Thank you for such a detailed, investigative reply to this issue! I greatly appreciate it!
Answers: -These are both physical machines with Cisco switches in between them. -I captured directly on the file server and a client workstation. -The server has a second NIC that is disabled and not teamed with the primary connection.
So the server is not retransmitting the packets because it thinks the client got them due to the time the first ACK took to send back to the server? Would adjusting frame size on the server do any good or would you suspect a network issue?
Thank you again for the time you are taking with this!
This is something I cannot explain exactly, but the two explanations which seem most likely to me are:
that you have some kind of anti-virus or firewall software which is rotten and damages some tcp transmissions.
that the network card driver itself is rotten.
Wireshark (actually, WinPcap) gets the packets about to be sent from the driver, from a place where the higher software layers gave them to the driver for delivery. So if Wireshark does not get the packet, it can be a problem of the capture, but in this case, the whole exchange confirms that the packets really haven't been sent.
So I'd recommend to identify any firewall or anti-virus software running on the machine which has sent the frames 141 and 144 as mentioned above (I don't know the mapping of the IP addresses to the "client" and "server" machines), deactivate it temporarily and try the installation again while capturing at both ends just for the case.
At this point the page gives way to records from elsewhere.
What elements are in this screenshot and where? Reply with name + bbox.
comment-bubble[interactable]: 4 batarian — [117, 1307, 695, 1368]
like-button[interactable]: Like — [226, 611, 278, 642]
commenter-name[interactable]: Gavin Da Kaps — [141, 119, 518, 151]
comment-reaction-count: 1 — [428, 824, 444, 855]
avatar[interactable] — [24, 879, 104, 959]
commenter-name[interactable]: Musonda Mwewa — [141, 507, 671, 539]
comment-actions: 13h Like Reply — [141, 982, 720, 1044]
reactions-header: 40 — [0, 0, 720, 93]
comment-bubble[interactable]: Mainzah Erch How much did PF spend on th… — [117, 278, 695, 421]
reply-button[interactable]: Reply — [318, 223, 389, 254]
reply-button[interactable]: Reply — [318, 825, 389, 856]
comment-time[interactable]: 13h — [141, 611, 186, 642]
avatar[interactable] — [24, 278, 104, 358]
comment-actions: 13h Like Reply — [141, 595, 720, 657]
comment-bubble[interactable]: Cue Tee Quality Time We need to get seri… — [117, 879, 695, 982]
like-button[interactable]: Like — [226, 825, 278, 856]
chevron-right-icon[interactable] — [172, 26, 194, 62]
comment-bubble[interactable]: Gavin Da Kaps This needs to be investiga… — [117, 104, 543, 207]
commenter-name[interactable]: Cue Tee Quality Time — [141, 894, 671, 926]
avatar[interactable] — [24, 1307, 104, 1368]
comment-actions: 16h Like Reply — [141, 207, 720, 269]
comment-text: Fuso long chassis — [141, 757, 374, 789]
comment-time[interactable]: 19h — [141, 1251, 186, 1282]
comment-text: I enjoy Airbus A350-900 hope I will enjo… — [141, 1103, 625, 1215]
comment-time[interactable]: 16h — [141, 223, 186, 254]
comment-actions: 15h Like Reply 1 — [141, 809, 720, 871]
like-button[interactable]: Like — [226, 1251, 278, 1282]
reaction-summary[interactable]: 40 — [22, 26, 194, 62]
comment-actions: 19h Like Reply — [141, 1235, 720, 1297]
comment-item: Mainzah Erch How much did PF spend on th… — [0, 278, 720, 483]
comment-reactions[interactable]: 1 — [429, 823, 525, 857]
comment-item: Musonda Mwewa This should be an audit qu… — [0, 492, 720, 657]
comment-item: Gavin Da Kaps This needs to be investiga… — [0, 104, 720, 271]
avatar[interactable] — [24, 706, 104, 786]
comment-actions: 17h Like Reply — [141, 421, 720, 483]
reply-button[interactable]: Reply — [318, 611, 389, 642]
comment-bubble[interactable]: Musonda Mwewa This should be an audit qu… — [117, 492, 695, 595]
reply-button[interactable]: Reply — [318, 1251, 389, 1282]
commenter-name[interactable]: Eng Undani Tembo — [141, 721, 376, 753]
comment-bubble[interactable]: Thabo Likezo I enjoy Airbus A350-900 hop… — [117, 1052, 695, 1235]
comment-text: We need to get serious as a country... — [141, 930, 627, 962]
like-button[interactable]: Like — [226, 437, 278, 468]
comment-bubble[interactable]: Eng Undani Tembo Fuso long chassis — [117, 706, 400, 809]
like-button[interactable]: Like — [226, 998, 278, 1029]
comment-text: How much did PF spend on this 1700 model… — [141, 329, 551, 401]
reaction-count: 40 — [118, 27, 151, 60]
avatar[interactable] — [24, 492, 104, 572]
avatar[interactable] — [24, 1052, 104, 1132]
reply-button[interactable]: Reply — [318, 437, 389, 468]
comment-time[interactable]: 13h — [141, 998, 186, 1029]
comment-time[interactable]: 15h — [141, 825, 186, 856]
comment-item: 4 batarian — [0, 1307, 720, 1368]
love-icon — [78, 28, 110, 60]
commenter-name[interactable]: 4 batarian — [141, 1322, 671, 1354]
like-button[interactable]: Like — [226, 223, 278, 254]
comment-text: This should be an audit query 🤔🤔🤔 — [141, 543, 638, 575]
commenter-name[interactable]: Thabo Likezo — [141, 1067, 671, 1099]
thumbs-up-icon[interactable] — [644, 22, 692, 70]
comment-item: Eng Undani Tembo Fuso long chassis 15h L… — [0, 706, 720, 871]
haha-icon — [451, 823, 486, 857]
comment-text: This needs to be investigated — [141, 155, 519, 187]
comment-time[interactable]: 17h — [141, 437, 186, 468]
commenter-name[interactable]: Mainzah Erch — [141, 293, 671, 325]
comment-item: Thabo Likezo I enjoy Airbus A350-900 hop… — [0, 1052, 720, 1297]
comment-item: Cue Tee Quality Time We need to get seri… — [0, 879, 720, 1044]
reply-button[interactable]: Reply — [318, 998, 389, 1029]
Yes, the server is not retransmitting the packets because it wasn't informed that they have been lost; the weird thing is that after the server gets the ACK informing it that the packets have been lost (low seq), the first packet is sends is not a retransmission of the lost packets but some packet following them, and only then it starts the retransmission. It may be related to the issues above, if deactivating the software won't help, and if the network card driver is up-to-date, come back.
Thank you so much Sindy! This appears to be an issue with a particular version of Symantec Endpoint Protection. Same exact model servers in other offices with different versions of SEP clients seem to run fine so this was rather confusing, yet so obvious at the same time. Thank you again for all your help! I learned a lot about packet capturing from you!